In short: stablecoins unlock the possibility of cheaper, faster payments, and Turnkey provides the storage via wallets and the customization that developers need to actually bring that vision to life.

The Team at Turnkey

Right now, the Turnkey team is largely composed of senior infrastructure- / security-leaning engineers. As the team grows, Jack says they’ll be building more components that touch various blockchain ecosystems, including an on-chain authorization layer in smart contract wallets, systems to track user balances, and swap/yield functionality directly into their SDK. “We're looking for extremely autonomous and driven individuals to help build our product, scale our infrastructure, and secure the billions of dollars that flow through Turnkey.”
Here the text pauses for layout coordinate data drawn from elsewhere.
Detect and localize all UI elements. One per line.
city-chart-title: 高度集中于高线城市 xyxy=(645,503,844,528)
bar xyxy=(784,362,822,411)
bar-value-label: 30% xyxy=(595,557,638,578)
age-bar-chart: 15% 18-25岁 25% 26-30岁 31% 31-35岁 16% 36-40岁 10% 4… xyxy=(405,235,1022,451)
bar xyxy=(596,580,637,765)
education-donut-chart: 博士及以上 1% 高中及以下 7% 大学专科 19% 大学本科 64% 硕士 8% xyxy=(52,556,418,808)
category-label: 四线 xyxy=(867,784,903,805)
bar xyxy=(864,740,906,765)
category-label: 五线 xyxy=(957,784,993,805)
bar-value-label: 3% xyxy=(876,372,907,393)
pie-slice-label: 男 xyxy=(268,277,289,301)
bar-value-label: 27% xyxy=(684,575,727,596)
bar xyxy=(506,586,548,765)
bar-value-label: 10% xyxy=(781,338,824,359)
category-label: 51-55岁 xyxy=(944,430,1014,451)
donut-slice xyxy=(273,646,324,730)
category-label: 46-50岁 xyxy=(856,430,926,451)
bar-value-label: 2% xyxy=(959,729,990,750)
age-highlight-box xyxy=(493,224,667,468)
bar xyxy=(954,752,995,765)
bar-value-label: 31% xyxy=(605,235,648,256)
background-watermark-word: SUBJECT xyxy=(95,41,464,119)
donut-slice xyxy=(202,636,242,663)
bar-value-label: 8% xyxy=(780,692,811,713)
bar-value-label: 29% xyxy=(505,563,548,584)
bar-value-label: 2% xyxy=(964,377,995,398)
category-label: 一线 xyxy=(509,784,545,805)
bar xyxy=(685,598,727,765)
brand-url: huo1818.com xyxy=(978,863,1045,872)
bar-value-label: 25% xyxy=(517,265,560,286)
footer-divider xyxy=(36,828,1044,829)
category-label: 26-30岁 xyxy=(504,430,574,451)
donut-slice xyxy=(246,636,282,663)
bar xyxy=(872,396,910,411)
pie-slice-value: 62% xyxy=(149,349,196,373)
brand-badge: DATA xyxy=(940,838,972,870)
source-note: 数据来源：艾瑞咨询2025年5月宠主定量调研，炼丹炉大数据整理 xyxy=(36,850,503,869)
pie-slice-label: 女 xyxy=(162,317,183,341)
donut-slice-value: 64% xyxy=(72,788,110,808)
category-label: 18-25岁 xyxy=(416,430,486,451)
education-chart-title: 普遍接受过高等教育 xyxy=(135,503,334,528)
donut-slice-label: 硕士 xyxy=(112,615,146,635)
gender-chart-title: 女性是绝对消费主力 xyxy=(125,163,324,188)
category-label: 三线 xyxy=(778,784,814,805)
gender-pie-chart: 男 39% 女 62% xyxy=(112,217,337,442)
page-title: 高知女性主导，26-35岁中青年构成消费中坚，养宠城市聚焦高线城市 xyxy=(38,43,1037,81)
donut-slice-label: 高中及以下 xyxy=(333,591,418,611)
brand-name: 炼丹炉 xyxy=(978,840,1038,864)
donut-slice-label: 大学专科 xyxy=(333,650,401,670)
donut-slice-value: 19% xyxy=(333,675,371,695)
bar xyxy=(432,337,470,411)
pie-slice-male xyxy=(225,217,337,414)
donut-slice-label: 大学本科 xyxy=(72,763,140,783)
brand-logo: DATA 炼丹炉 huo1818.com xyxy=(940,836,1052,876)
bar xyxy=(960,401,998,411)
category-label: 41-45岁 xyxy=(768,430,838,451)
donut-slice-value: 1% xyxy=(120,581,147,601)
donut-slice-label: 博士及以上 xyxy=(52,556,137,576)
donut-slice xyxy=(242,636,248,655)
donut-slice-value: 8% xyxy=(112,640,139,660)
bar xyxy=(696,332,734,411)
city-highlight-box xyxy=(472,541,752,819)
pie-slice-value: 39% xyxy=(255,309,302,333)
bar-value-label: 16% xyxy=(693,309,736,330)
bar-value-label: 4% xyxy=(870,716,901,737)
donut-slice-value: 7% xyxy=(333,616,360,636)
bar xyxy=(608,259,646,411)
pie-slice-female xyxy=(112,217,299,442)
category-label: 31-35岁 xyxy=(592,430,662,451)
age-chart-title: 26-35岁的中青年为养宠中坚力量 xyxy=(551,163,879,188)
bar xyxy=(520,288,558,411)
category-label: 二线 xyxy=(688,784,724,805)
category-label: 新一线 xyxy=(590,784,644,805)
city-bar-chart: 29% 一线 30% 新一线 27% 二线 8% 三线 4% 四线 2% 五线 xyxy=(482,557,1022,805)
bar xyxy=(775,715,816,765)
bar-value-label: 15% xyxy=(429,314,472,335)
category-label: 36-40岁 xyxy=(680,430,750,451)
Jack indicates that the team is primarily hiring for new grads and potential interns that would be a part of their product engineering team and/or their infrastructure team. Let us know which side you might be interested in when you submit your interest. For the product organization, the interview pipeline would be as follows:

  1. 30 minutes with Greg Clayman on background, interests, and Turnkey
  2. Take home project that takes ~2 hours
  3. 60 minutes of review and extension of the take home project with a Product Engineering
  4. 30 minute call with Raheel Ahmed (Head of Product)

I’d highly recommend Turnkey, not only because through talking with Jack, I see a clear vision in how he’s crafting Turnkey’s vision but also his knowledge within the crypto space. In the next coming weeks, I might also publish some background on crypto infrastructure and the system itself if people are interested in reading!